In the early 1990s, horticultural researchers at Iowa State University discovered the pre-emergent capability of this product of the corn wet-milling process, and the university began to obtain patents on CGM. Now, if you buy CGM as a pre-emergent, Iowa State University gets royalties. If you buy CGM sold as animal feed, it’s cheaper because Iowa State doesn’t get a cut. It’s all the same product.
One of the reasons I prefer to use CGM to control crabgrass is that it’s also a fertilizer, about 10 percent nitrogen. That’s enough nitrogen for our lawn to last through the summer. Too much nitrogen, especially in hot weather, results in thatch. CGM, deriving from a food source, is reliably safe for humans and pets, I think.
How does CGM work?
Some say it dries out the seed before it can germinate, but I disagree. I believe the explanation that I saw documented years ago that it destroys support roots as they try to establish a seedling. My opinion is based on the fact that CGM does not prevent dandelions or mallow, both tap-rooted “weeds” whose seeds could have dried out. I knew it didn’t prevent tap-rooted plants because I occasionally use CGM in my vegetable garden for fertilizer, and recall my dismay when I discovered I had spread CGM where I had previously planted carrot seeds. Carrots came up, undeterred by CGM.

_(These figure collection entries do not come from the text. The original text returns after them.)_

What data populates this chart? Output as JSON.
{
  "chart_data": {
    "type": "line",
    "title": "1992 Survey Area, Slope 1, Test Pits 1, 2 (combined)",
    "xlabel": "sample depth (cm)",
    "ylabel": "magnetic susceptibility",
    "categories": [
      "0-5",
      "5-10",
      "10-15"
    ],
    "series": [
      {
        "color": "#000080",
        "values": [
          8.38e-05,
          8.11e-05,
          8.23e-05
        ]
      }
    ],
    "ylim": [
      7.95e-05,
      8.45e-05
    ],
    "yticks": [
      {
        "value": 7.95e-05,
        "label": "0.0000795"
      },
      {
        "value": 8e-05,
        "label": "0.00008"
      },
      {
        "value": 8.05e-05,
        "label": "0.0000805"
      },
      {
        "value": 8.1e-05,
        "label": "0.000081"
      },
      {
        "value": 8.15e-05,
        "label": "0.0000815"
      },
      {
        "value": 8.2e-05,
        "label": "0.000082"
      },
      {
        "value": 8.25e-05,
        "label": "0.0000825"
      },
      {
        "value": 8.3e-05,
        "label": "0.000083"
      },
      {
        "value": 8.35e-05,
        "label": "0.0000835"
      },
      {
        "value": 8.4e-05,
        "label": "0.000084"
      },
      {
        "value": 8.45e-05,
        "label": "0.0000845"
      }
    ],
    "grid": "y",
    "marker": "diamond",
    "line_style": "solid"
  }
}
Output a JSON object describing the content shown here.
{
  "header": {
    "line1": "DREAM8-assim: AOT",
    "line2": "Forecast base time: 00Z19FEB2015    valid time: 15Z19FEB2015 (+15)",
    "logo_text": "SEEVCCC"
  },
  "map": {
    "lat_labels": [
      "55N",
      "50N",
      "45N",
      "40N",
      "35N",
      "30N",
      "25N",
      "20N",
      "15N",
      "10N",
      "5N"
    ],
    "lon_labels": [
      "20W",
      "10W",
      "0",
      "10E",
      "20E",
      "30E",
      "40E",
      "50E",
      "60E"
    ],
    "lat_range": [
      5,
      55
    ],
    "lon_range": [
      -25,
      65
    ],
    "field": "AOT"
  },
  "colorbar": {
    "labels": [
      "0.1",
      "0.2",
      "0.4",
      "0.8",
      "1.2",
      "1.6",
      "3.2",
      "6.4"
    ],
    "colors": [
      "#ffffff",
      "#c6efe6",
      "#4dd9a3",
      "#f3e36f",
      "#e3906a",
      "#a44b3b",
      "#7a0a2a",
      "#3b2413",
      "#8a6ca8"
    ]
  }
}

I also found sources years ago that the more years you use CGM, the more effective it is. Nearly all weed seeds we want to control are in the top half inch of soil (many require light to germinate), and the annual spread of CGM builds up in that top half inch. I’m sure the effective pre-emergent (or support root killing) effect of previous applications has diminished, but there may be a bit left.
There are other pre-emergent materials available too, and some post-emergent applications you could use. Study the label, for the label instructions are the law. Some herbicides are not selective, and can leave your lawn with ugly dead islands or kill the entire lawn if you use the wrong herbicide as a former neighbor did. Her landlord made her replace the lawn. I dislike the selective herbicide 2,4-D for weed control because it disrupts human endocrines and because it’s really a growth accelerator of plants. Apply it to rid your lawn of dandelions, and it will race to flower and set seeds so you have even more dandelions. The Natural Resources Defense Council (NRDC) calls it “the most dangerous pesticide you’ve never heard of “ for its effect on estrogen, androgen and the thyroid gland. The Environmental Protection Agency (EPA) has warily refused to condemn it, claiming the evidence is not conclusive. It is a major money-maker for chemical companies.
A botanist once advised subscribers to a garden list to mow lawns at a height of 3 inches, to prevent weeds. Mowing at that height does do a pretty good job of shading the soil so that weed seeds seldom germinate. Some “yardeners” recommend mowing shorter the first few mowings to get sunlight to grass roots quickly, but I don’t think that helps. It does give weed seeds a boost, though. If you can’t get grass to grow under your trees, you’re not alone. Grass does need sunlight. You can leave the ground bare or use a groundcover such as lamium, although some lamiums can become invasive thugs. Other ground covers for shade include Japanese pachysandra or periwinkles.